In that year, in consequence of the great effect produced on the House and in the country by Brougham's celebrated speech (on February 7, 1828) for an address to the Crown relative to the state of the Law,' a Commission was appointed to inquire into and report on the proceedings in actions at law.

2

In his answers, sent in on November 14, 1828, to certain queries circulated by the Commissioners, Denman gave a great deal of valuable evidence, in the course of which he strongly recommended many legal reforms, the whole of which have since been carried out,-such as the abolition of the Welsh judicature; an increase in the number of the Common Law Judges; the assimilation of practice and procedure in the three Courts of Common Law; the throwing open of the Court of Common Pleas to the whole bar; the abolition of legal fictions, the simplification of pleadings and forms of action; the practice of allowing the defendant's counsel to sum up the evidence, leaving to the plaintiff's counsel, if he chooses to exercise it, the right of the general reply.'

1 This was one of Brougham's greatest oratorical achievements: he spoke for nearly six hours, travelling over the whole vast field of the administration of the law. The conclusion of his speech ranks among the masterpieces of English eloquence. One passage in it is particularly celebrated that in which, after adverting to the boast of Augustus, "that he found Rome of brick, and left it of marble," he continues-" But how much nobler will be our Sovereign's boast when he shall have it to say that he found Law dear, and left it cheap; found it a sealed book, and left it a living letter; found it the patrimony of the rich, left it the inheritance of the poor; found it the two-edged sword of craft and oppression, left it the staff of honesty and the shield of innocence." Thirty-five years have passed since these memorable words were spoken, and the great aspiration is still far from being accomplished; but in those thirty-five years so much progress has been made that the Law Reformers of to-day may well be encouraged to proceed hopefully with their great work, moving on unweariedly—" without haste, but without rest."

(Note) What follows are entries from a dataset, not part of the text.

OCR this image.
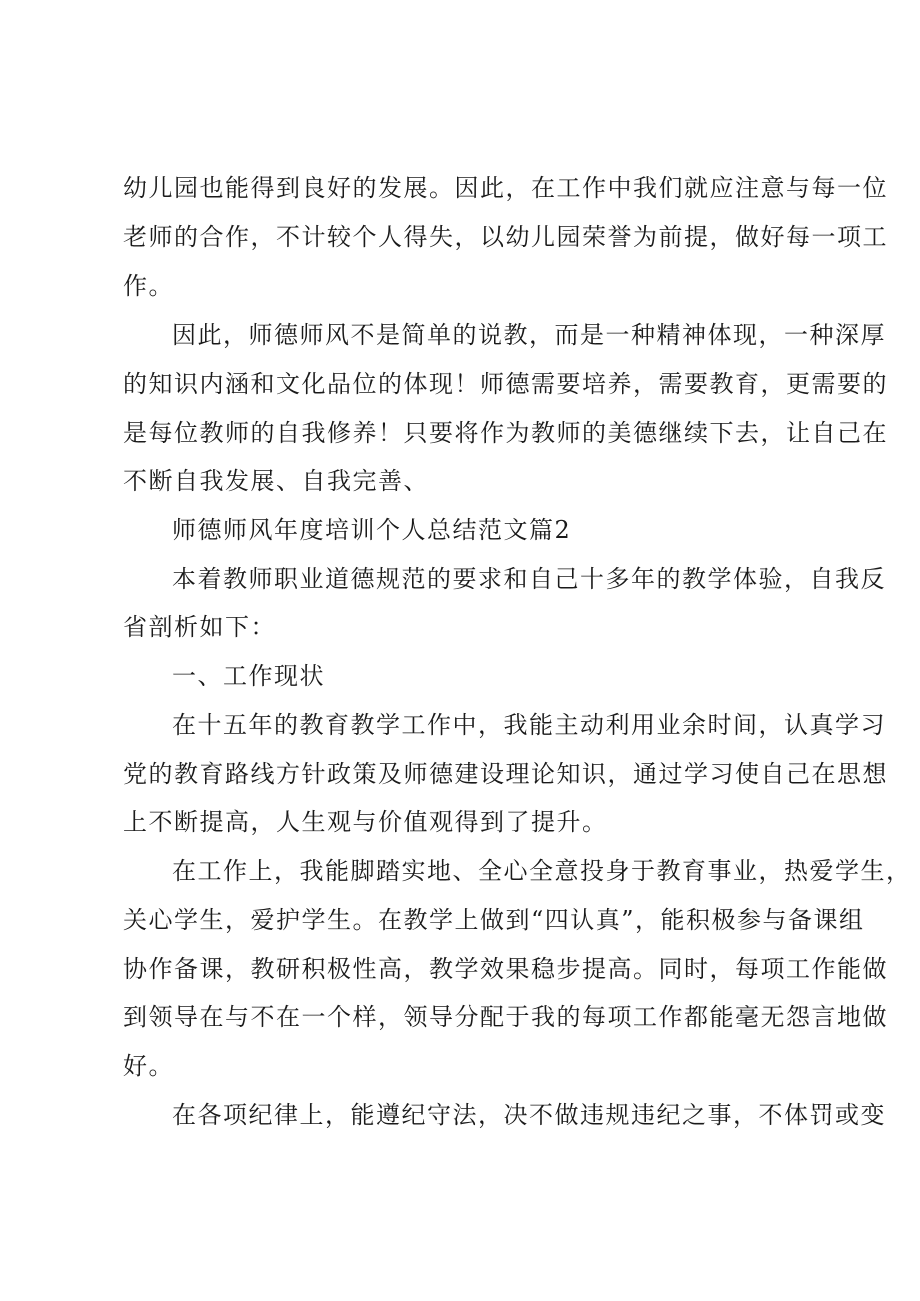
幼儿园也能得到良好的发展。因此，在工作中我们就应注意与每一位
老师的合作，不计较个人得失，以幼儿园荣誉为前提，做好每一项工
作。
因此，师德师风不是简单的说教，而是一种精神体现，一种深厚
的知识内涵和文化品位的体现！师德需要培养，需要教育，更需要的
是每位教师的自我修养！只要将作为教师的美德继续下去，让自己在
不断自我发展、自我完善、
师德师风年度培训个人总结范文篇2
本着教师职业道德规范的要求和自己十多年的教学体验，自我反
省剖析如下：
一、工作现状
在十五年的教育教学工作中，我能主动利用业余时间，认真学习
党的教育路线方针政策及师德建设理论知识，通过学习使自己在思想
上不断提高，人生观与价值观得到了提升。
在工作上，我能脚踏实地、全心全意投身于教育事业，热爱学生，
关心学生，爱护学生。在教学上做到“四认真”，能积极参与备课组
协作备课，教研积极性高，教学效果稳步提高。同时，每项工作能做
到领导在与不在一个样，领导分配于我的每项工作都能毫无怨言地做
好。
在各项纪律上，能遵纪守法，决不做违规违纪之事，不体罚或变
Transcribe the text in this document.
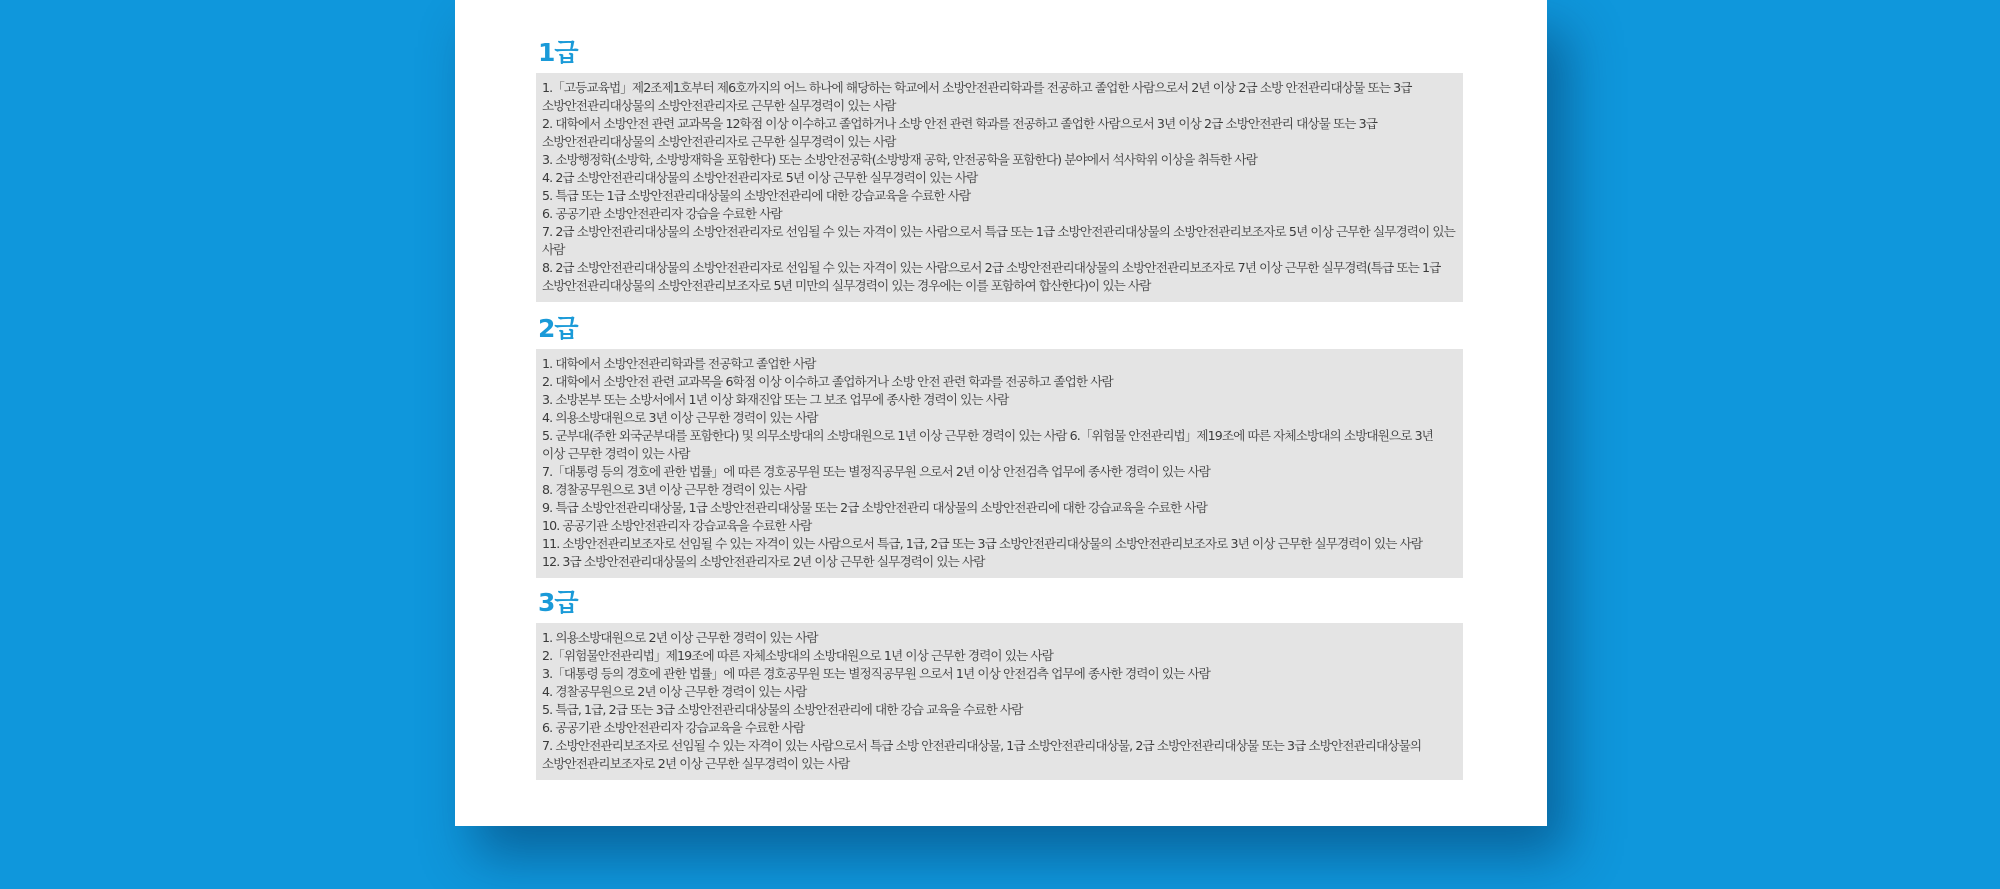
1급
1.「고등교육법」제2조제1호부터 제6호까지의 어느 하나에 해당하는 학교에서 소방안전관리학과를 전공하고 졸업한 사람으로서 2년 이상 2급 소방 안전관리대상물 또는 3급 소방안전관리대상물의 소방안전관리자로 근무한 실무경력이 있는 사람
2. 대학에서 소방안전 관련 교과목을 12학점 이상 이수하고 졸업하거나 소방 안전 관련 학과를 전공하고 졸업한 사람으로서 3년 이상 2급 소방안전관리 대상물 또는 3급 소방안전관리대상물의 소방안전관리자로 근무한 실무경력이 있는 사람
3. 소방행정학(소방학, 소방방재학을 포함한다) 또는 소방안전공학(소방방재 공학, 안전공학을 포함한다) 분야에서 석사학위 이상을 취득한 사람
4. 2급 소방안전관리대상물의 소방안전관리자로 5년 이상 근무한 실무경력이 있는 사람
5. 특급 또는 1급 소방안전관리대상물의 소방안전관리에 대한 강습교육을 수료한 사람
6. 공공기관 소방안전관리자 강습을 수료한 사람
7. 2급 소방안전관리대상물의 소방안전관리자로 선임될 수 있는 자격이 있는 사람으로서 특급 또는 1급 소방안전관리대상물의 소방안전관리보조자로 5년 이상 근무한 실무경력이 있는 사람
8. 2급 소방안전관리대상물의 소방안전관리자로 선임될 수 있는 자격이 있는 사람으로서 2급 소방안전관리대상물의 소방안전관리보조자로 7년 이상 근무한 실무경력(특급 또는 1급 소방안전관리대상물의 소방안전관리보조자로 5년 미만의 실무경력이 있는 경우에는 이를 포함하여 합산한다)이 있는 사람
2급
1. 대학에서 소방안전관리학과를 전공학고 졸업한 사람
2. 대학에서 소방안전 관련 교과목을 6학점 이상 이수하고 졸업하거나 소방 안전 관련 학과를 전공하고 졸업한 사람
3. 소방본부 또는 소방서에서 1년 이상 화재진압 또는 그 보조 업무에 종사한 경력이 있는 사람
4. 의용소방대원으로 3년 이상 근무한 경력이 있는 사람
5. 군부대(주한 외국군부대를 포함한다) 및 의무소방대의 소방대원으로 1년 이상 근무한 경력이 있는 사람 6.「위험물 안전관리법」제19조에 따른 자체소방대의 소방대원으로 3년 이상 근무한 경력이 있는 사람
7.「대통령 등의 경호에 관한 법률」에 따른 경호공무원 또는 별정직공무원 으로서 2년 이상 안전검측 업무에 종사한 경력이 있는 사람
8. 경찰공무원으로 3년 이상 근무한 경력이 있는 사람
9. 특급 소방안전관리대상물, 1급 소방안전관리대상물 또는 2급 소방안전관리 대상물의 소방안전관리에 대한 강습교육을 수료한 사람
10. 공공기관 소방안전관리자 강습교육을 수료한 사람
11. 소방안전관리보조자로 선임될 수 있는 자격이 있는 사람으로서 특급, 1급, 2급 또는 3급 소방안전관리대상물의 소방안전관리보조자로 3년 이상 근무한 실무경력이 있는 사람
12. 3급 소방안전관리대상물의 소방안전관리자로 2년 이상 근무한 실무경력이 있는 사람
3급
1. 의용소방대원으로 2년 이상 근무한 경력이 있는 사람
2.「위험물안전관리법」제19조에 따른 자체소방대의 소방대원으로 1년 이상 근무한 경력이 있는 사람
3.「대통령 등의 경호에 관한 법률」에 따른 경호공무원 또는 별정직공무원 으로서 1년 이상 안전검측 업무에 종사한 경력이 있는 사람
4. 경찰공무원으로 2년 이상 근무한 경력이 있는 사람
5. 특급, 1급, 2급 또는 3급 소방안전관리대상물의 소방안전관리에 대한 강습 교육을 수료한 사람
6. 공공기관 소방안전관리자 강습교육을 수료한 사람
7. 소방안전관리보조자로 선임될 수 있는 자격이 있는 사람으로서 특급 소방 안전관리대상물, 1급 소방안전관리대상물, 2급 소방안전관리대상물 또는 3급 소방안전관리대상물의 소방안전관리보조자로 2년 이상 근무한 실무경력이 있는 사람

2 By 11 Gen. IV. and I Wm. IV. c. 70, passed July 23, 1830.

3 All these reforms have since been carried out: those last-mentioned by the Common Law Procedure Acts of 1852 and 1854.

But he did not limit himself to simply answering the questions thus put to him. He also made public his general views on some important points connected with the amendment of the law (not directly adverted to in the paper circulated by the Commissioners) in a pamphlet entitled "Considerations respectfully submitted to the Commissioners now sitting to inquire into proceedings. in Actions at Law."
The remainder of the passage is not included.